On Friday former Liberal Democrat policy director and Parliamentary candidate Richard Grayson announced more details of his response to Ed Miliband’s invitation to encourage Lib Dems to take part in Labour’s policy review.
The details came in the form of an article due to be published in Liberator:
I saw that invitation as part of an effort to move Labour away from the tribalism which has been such a feature of its past. I have long been committed to pluralism and have a history of working with people from other parties. I have done that for some time through Compass, and will be speaking at the Green Party conference in February. Consequently, I was very happy to accept, although I would not have done so unless I believed it was a genuine act of pluralism.
I appreciate why many Liberal Democrats have reservations about this offer.
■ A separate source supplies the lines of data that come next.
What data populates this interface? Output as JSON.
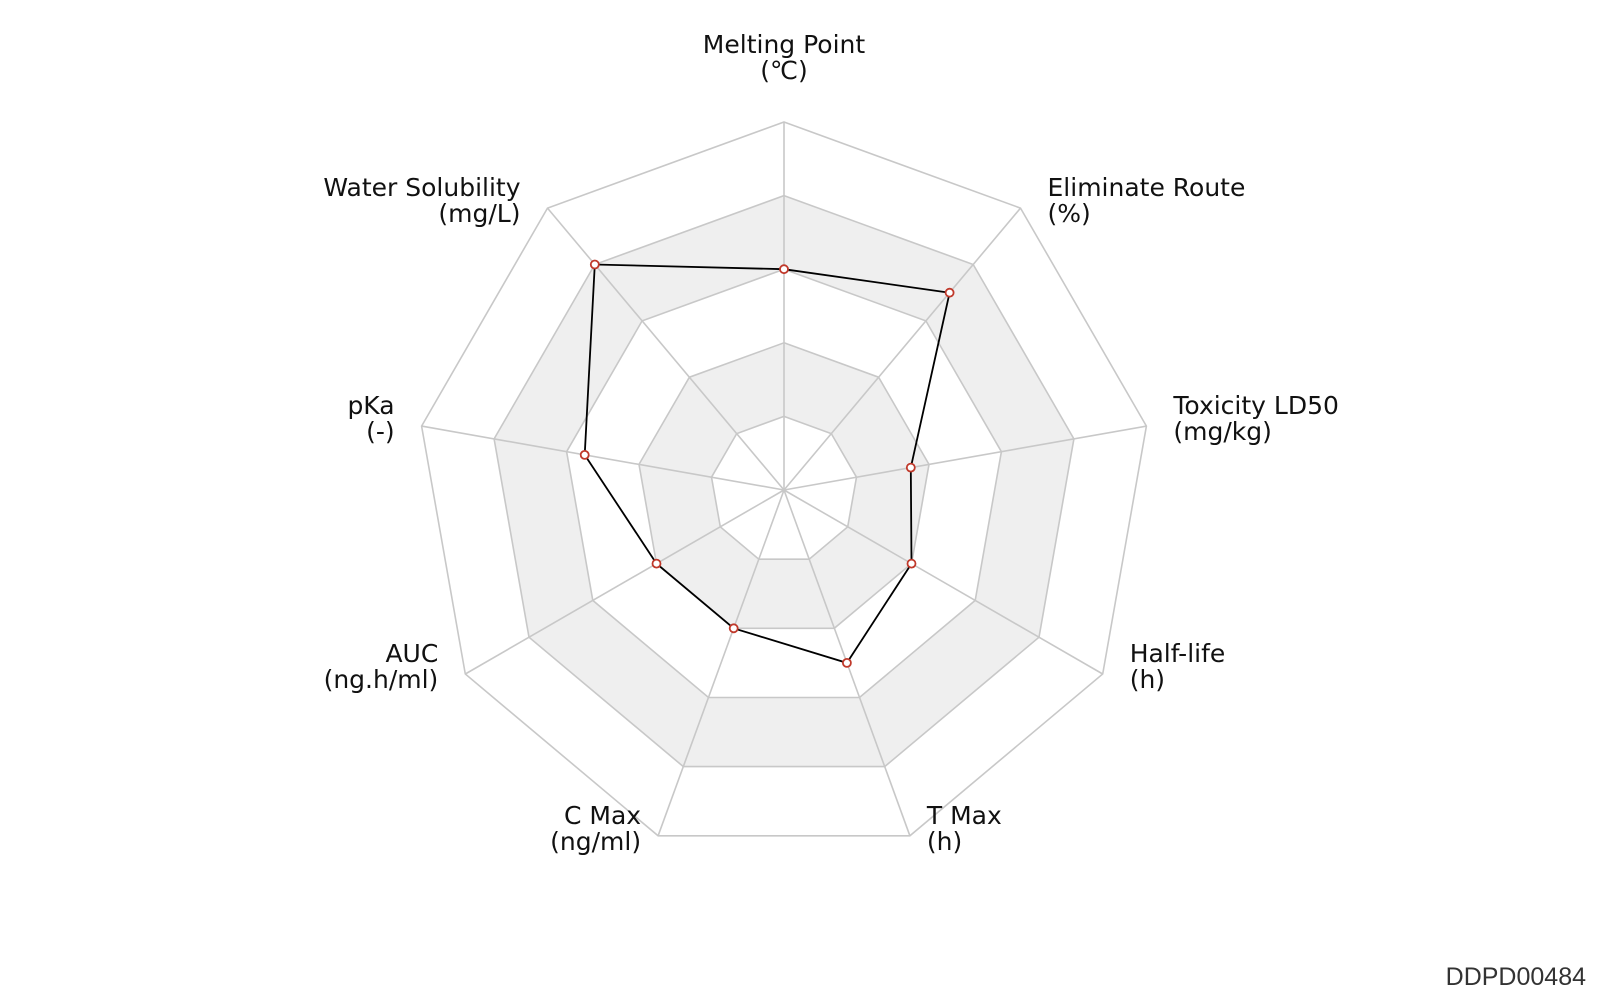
{
  "chart_data": {
    "type": "radar",
    "axes": [
      {
        "name": "Melting Point",
        "unit": "(℃)",
        "value": 0.6
      },
      {
        "name": "Eliminate Route",
        "unit": "(%)",
        "value": 0.7
      },
      {
        "name": "Toxicity LD50",
        "unit": "(mg/kg)",
        "value": 0.35
      },
      {
        "name": "Half-life",
        "unit": "(h)",
        "value": 0.4
      },
      {
        "name": "T Max",
        "unit": "(h)",
        "value": 0.5
      },
      {
        "name": "C Max",
        "unit": "(ng/ml)",
        "value": 0.4
      },
      {
        "name": "AUC",
        "unit": "(ng.h/ml)",
        "value": 0.4
      },
      {
        "name": "pKa",
        "unit": "(-)",
        "value": 0.55
      },
      {
        "name": "Water Solubility",
        "unit": "(mg/L)",
        "value": 0.8
      }
    ],
    "range": [
      0,
      1
    ],
    "rings": 5,
    "colors": {
      "band_fill": "#efefef",
      "grid_stroke": "#c8c8c8",
      "series_line": "#000000",
      "marker_stroke": "#c0392b",
      "marker_fill": "#ffffff"
    }
  },
  "footer": {
    "id_label": "DDPD00484"
  }
}
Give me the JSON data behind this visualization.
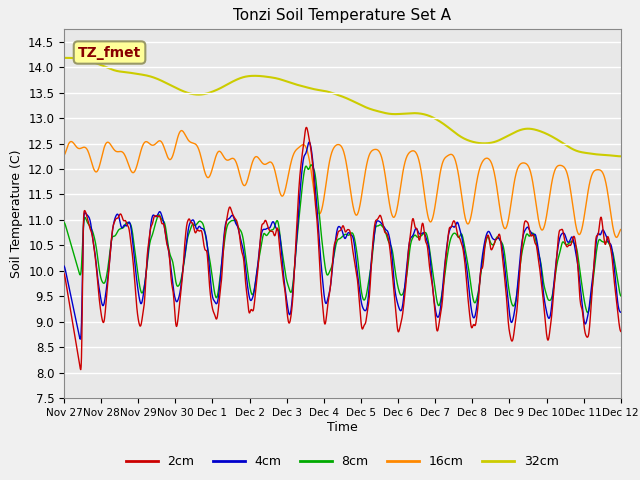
{
  "title": "Tonzi Soil Temperature Set A",
  "xlabel": "Time",
  "ylabel": "Soil Temperature (C)",
  "ylim": [
    7.5,
    14.75
  ],
  "annotation": "TZ_fmet",
  "bg_color": "#e8e8e8",
  "legend_labels": [
    "2cm",
    "4cm",
    "8cm",
    "16cm",
    "32cm"
  ],
  "line_colors": [
    "#cc0000",
    "#0000cc",
    "#00aa00",
    "#ff8800",
    "#cccc00"
  ],
  "xtick_labels": [
    "Nov 27",
    "Nov 28",
    "Nov 29",
    "Nov 30",
    "Dec 1",
    "Dec 2",
    "Dec 3",
    "Dec 4",
    "Dec 5",
    "Dec 6",
    "Dec 7",
    "Dec 8",
    "Dec 9",
    "Dec 10",
    "Dec 11",
    "Dec 12"
  ],
  "ytick_vals": [
    7.5,
    8.0,
    8.5,
    9.0,
    9.5,
    10.0,
    10.5,
    11.0,
    11.5,
    12.0,
    12.5,
    13.0,
    13.5,
    14.0,
    14.5
  ]
}
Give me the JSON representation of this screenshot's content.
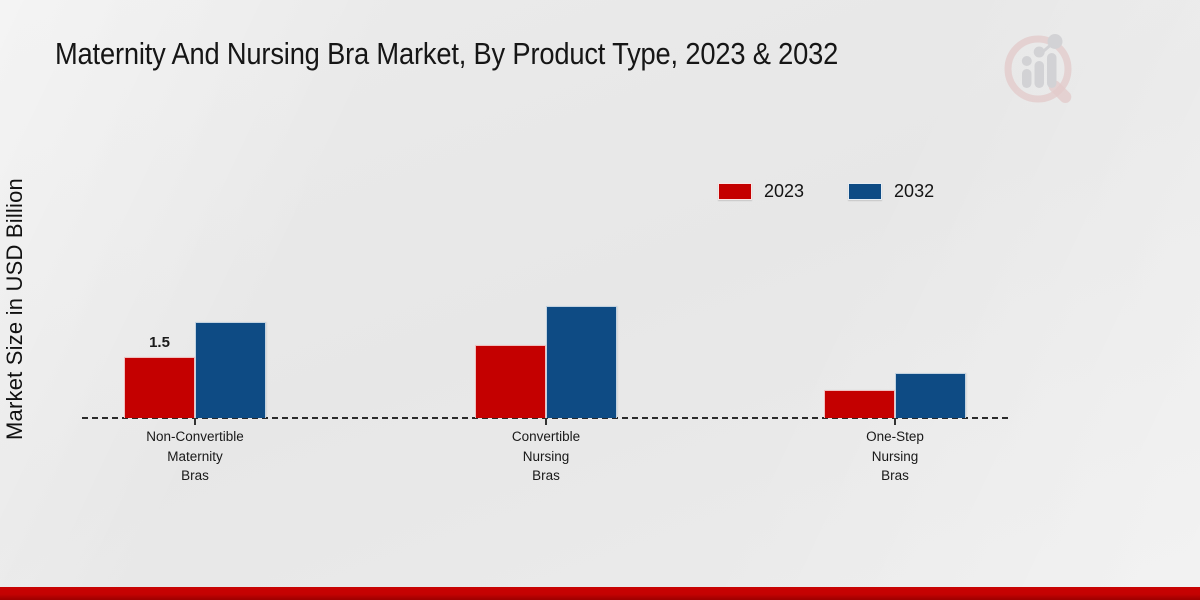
{
  "title": "Maternity And Nursing Bra Market, By Product Type, 2023 & 2032",
  "y_axis_label": "Market Size in USD Billion",
  "legend": {
    "items": [
      {
        "label": "2023",
        "color": "#c40000"
      },
      {
        "label": "2032",
        "color": "#0e4b84"
      }
    ],
    "position": "top-right"
  },
  "branding": {
    "watermark_icon": "magnifier-bar-chart-logo",
    "watermark_lens_color": "#d9a3a3",
    "watermark_bars_color": "#bcbcc1",
    "bottom_bar_color": "#c40000"
  },
  "chart_data": {
    "type": "bar",
    "title": "Maternity And Nursing Bra Market, By Product Type, 2023 & 2032",
    "categories": [
      "Non-Convertible Maternity Bras",
      "Convertible Nursing Bras",
      "One-Step Nursing Bras"
    ],
    "series": [
      {
        "name": "2023",
        "color": "#c40000",
        "values": [
          1.5,
          1.8,
          0.7
        ]
      },
      {
        "name": "2032",
        "color": "#0e4b84",
        "values": [
          2.35,
          2.75,
          1.1
        ]
      }
    ],
    "annotations": [
      {
        "series": "2023",
        "category_index": 0,
        "text": "1.5"
      }
    ],
    "xlabel": "",
    "ylabel": "Market Size in USD Billion",
    "ylim": [
      0,
      3
    ],
    "grid": false,
    "y_axis_ticks_visible": false,
    "baseline_style": "dashed",
    "legend_position": "top-right"
  }
}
I understand the why some clearly in the centre-left mainstream of the party wish to remind the public of the failings of the previous Labour government. So they should. I would counter some of the more florid comments (such as the party’s formal response, ‘why would any sane progressive even give them [Labour] a second glance?’) simply by pointing out that Liberal Democrats already engage with Labour on an almost daily basis through think tanks. We have even recently learned of parliamentary discussions between Labour and both the Leader and Deputy Leader of our parties. However, many of the criticisms of my role are based on misunderstandings about what it involves.
The key part of his explanation is the view he takes of Ed Miliband:
Some in Labour have long been against the tribalism which has dominated the party, but they have seldom been in positions of influence, let alone leadership. Consequently, when Liberal Democrats have considered co-operating with Labour, the Labour leadership has been a barrier. However, I believe that Ed Miliband is different. He is clearly on the centre-left, firmly rooted in the territory inhabited by social democrats and social liberals. He is also different because he has opened the door to co-operation with people in other parties over policy development. He said last year, ‘Wisdom is not the preserve of any one party. Some of the political figures in history who I admire most are Keynes, Lloyd George, Beveridge, who were not members of the Labour Party.’ I am not sure how far Liberal Democrats have understood the significance of this. For the leader of the most tribal party to say it is groundbreaking. For him then to act on it by calling on people from outside Labour to engage in Labour’s policy process, while remaining in their own parties, is nothing less than revolutionary. Indeed, it goes further than the Liberal Democrats have ever done. While our policy process routinely encourages ‘experts’ to engage with policy working groups, we have never gone out of our way to seek contributions from people from, for example, Labour or the Greens.
After stressing that he is, and fully intends to remain, a Liberal Democrat member Grayson gives details of who else is joining him in this venture:
Thus far, in addition to myself, there are seven other former parliamentary candidates: Dr Ron Beadle (Newcastle-upon-Tyne North 2010), Ruth Bright (Hampshire East 2005), Linda Jack (Luton North 2005, Bedfordshire Mid 2010), Margaret Phelps (Cynon Valley 2005, Witham 2010), Nick Rijke (St Albans 2001), Tim Starkey (Chesham and Amersham 2010) and Prof John Howson (Reading East 2005). They will make contributions on issues such as public services, crime, the environment and business. They are joined by others with specific expertise: Prof Stephen Haseler (banking and finance), Simon Hebditch (charities/voluntary sector) and Dr Jo Ingold (labour markets). Some of these people have expressed concern about the coalition and the direction of the party, some are relatively happy with both and are engaging because they believe in pluralism. All can be relied upon to sound the alarm at the first instance if this is anything other than an exercise in political pluralism. But we can never know that unless we engage in the first place.
Given the previous reactions to news of Ed Miliband’s invitation, I’ve no doubt that Richard Grayson’s moves will provoke lively debate in the party. There should however be wide agreement on his final point, which is that nobody in the Liberal Democrats should want working with the Conservatives to be the only conceivable option in the party’s future. The question is more about what the best route is to avoid being trapped in a one-choice only future.